Now one of my strengths is that I don’t get put off by other people’s opinions. I wasn’t prepared to give up my dream and although I knew I didn’t have any great talent as a writer, I felt I could learn.

My career progressed and I was appointed manager of a women’s financial planning business. I was asked by a major magazine to write a column for them, but my employer refused to let me write it, instead my firm had their public relations person write it under my name. I was delighted when the magazine turned the column down and I started getting serious about writing a column myself.

Applying the principles of positive thinking a couple of times a day, just for a few seconds, I would visualise my photo and name at the top of a column. As I was often contacted by the media for comments on financial matters I started telling every journalist I came in contact with that I wanted to write a column. One day a freelance journalist rang and said, “Cleo magazine is looking for a financial columnist, I mentioned you and they would like you to submit something.” I did, and they offered me a monthly column.

Now I still didn’t have any great talent, but I was known in the industry and I had expertise in money and investments.
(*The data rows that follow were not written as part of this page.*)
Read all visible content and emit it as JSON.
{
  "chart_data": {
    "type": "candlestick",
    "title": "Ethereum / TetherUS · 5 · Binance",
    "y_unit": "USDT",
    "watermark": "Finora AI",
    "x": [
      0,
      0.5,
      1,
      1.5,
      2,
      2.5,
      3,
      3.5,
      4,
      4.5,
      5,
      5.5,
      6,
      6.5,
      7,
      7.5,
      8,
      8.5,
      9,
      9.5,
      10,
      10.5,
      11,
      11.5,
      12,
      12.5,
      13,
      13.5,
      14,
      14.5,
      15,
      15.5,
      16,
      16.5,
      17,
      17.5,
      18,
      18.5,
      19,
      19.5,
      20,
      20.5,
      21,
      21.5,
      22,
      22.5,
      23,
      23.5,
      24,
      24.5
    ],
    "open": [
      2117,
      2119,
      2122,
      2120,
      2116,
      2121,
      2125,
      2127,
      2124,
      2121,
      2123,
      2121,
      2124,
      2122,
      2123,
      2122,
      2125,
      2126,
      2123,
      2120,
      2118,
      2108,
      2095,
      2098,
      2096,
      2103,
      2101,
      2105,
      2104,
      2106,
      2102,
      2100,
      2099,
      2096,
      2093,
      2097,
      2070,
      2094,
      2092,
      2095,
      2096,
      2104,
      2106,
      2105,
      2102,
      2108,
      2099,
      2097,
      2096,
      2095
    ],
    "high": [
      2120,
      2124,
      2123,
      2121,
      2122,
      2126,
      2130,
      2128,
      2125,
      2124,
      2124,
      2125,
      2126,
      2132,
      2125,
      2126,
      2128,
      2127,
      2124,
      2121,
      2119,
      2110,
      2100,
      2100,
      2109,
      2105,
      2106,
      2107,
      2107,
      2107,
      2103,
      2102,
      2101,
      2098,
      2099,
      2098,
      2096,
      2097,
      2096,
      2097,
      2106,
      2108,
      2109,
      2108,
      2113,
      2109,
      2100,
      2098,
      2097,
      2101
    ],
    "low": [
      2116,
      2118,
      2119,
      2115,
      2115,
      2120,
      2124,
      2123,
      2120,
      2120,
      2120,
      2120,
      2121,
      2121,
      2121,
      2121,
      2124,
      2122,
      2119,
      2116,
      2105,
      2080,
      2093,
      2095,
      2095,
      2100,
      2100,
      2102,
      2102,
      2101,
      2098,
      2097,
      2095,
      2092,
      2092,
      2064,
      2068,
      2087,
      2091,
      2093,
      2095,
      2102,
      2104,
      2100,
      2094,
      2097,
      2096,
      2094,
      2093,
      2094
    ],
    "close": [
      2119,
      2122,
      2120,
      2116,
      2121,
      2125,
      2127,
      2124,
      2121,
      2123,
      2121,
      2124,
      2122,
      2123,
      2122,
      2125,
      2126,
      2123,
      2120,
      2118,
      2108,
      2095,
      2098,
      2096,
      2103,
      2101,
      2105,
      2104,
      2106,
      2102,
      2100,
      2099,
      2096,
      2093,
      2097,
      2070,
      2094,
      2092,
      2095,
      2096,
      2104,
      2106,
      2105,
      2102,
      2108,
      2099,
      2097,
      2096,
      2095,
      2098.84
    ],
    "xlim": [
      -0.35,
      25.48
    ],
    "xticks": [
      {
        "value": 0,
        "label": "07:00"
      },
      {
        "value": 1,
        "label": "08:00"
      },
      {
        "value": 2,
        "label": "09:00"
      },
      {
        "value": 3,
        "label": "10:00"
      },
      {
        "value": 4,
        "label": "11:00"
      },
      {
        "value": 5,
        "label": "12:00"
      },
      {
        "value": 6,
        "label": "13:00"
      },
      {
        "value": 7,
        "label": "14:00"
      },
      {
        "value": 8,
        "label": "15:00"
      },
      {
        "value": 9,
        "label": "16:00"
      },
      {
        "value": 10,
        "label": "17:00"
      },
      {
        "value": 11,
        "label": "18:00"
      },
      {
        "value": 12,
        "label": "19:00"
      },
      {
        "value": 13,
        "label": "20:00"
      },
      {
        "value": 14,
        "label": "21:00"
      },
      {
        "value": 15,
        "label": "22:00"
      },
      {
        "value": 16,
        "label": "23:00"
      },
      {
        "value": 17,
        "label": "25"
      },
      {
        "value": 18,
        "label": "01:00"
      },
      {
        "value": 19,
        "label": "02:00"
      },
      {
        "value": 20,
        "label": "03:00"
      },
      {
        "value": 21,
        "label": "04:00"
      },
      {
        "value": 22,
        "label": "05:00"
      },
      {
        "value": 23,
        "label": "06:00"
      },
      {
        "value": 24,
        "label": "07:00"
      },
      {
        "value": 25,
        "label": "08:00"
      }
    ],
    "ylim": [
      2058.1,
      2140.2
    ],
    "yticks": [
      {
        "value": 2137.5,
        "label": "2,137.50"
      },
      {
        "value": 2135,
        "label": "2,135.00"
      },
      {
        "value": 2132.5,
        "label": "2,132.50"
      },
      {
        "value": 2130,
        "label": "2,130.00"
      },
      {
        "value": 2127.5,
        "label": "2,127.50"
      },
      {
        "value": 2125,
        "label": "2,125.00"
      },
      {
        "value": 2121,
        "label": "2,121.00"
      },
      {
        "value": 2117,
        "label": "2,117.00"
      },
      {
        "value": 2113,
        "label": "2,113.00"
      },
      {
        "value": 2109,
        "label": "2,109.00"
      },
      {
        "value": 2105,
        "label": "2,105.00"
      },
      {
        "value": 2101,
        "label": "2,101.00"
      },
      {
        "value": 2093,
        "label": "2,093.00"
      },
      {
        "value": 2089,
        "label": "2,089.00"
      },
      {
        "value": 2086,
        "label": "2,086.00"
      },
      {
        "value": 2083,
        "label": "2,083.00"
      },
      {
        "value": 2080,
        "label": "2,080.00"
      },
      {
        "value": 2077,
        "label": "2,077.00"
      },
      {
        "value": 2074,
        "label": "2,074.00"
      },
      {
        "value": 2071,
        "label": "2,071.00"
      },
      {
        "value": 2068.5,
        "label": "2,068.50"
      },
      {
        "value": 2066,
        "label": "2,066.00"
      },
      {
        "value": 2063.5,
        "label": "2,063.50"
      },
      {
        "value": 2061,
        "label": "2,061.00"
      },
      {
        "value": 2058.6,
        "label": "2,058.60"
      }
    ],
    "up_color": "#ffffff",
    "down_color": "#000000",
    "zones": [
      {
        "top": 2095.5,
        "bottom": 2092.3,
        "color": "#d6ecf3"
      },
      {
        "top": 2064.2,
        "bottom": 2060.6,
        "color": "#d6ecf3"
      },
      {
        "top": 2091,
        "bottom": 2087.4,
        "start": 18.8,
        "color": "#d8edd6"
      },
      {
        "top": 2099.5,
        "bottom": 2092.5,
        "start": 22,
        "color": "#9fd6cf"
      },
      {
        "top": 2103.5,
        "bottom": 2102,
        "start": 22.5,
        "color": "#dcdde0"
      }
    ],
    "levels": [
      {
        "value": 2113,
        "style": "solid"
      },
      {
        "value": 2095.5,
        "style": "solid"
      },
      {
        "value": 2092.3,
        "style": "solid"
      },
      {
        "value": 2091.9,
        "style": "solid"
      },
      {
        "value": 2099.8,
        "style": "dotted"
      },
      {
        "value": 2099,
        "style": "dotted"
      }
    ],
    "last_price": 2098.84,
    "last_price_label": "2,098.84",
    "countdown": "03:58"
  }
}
The magazine obviously decided this was enough and their editor refined the articles I submitted to make them more reader friendly. Each month I would take the column I had written and check it word-for-word against the edited version that appeared in the magazine. As I took note of the changes the editor made my writing style improved and within six months I was writing for two major magazines and two local newspapers.

When a leading magazine editor of Australia’s best-selling magazine, The Women’s Weekly, said I was a very good writer and that I wrote like a journalist, I nearly floated out of her office I felt so happy. I knew it was time to write my book.

I took one day a week away from the office to devote to my book. The first day I sat at my desk and said to myself, “How on earth do you write a book?” It wasn’t as easy as I thought it would be. After several hours of pondering this question I went to my bookshelf and took out several books from my favourite authors and studied their style. The ones I liked best wrote in a very conversational style and that’s what I did, I imagined myself talking to a client and wrote down what I would say.

When I had a rough manuscript I sent it off to several publishers and it was accepted. I didn’t know you weren’t supposed to do this and I didn’t know that very few people get accepted. Sometimes ignorance is bliss. My book was accepted by Doubleday and my publisher Rex Finch appointed two wonderful editors to work with me. Those editors taught me how to structure a book, how to rephrase a sentence. It took me three years and countless rewrites to complete that book, Financially Free, which went on to become a runaway best seller, and while that book is now out of print, copies are still regularly sold on Ebay, 25 years after publication.

Since that time I have written six books, ghost written three books, and adapted two of Suze Orman’s books for the Australian market. I now write a weekly blog.

In the book Outliers Malcolm Gladwell refers to the 10,000 hour rule. In study after study of writers, chess masters, musicians, sports people and even master criminals they found that that while some people have innate talent, that wasn’t enough to make them successful. True mastery was achieved on average after 10,000 hours of practice, and anyone with the will to put in the work can attain a high level of mastery.

That’s the power of a dream coupled with positive thinking and the will to do the work. Never let anyone tell you it can’t be done when you know in your heart it can.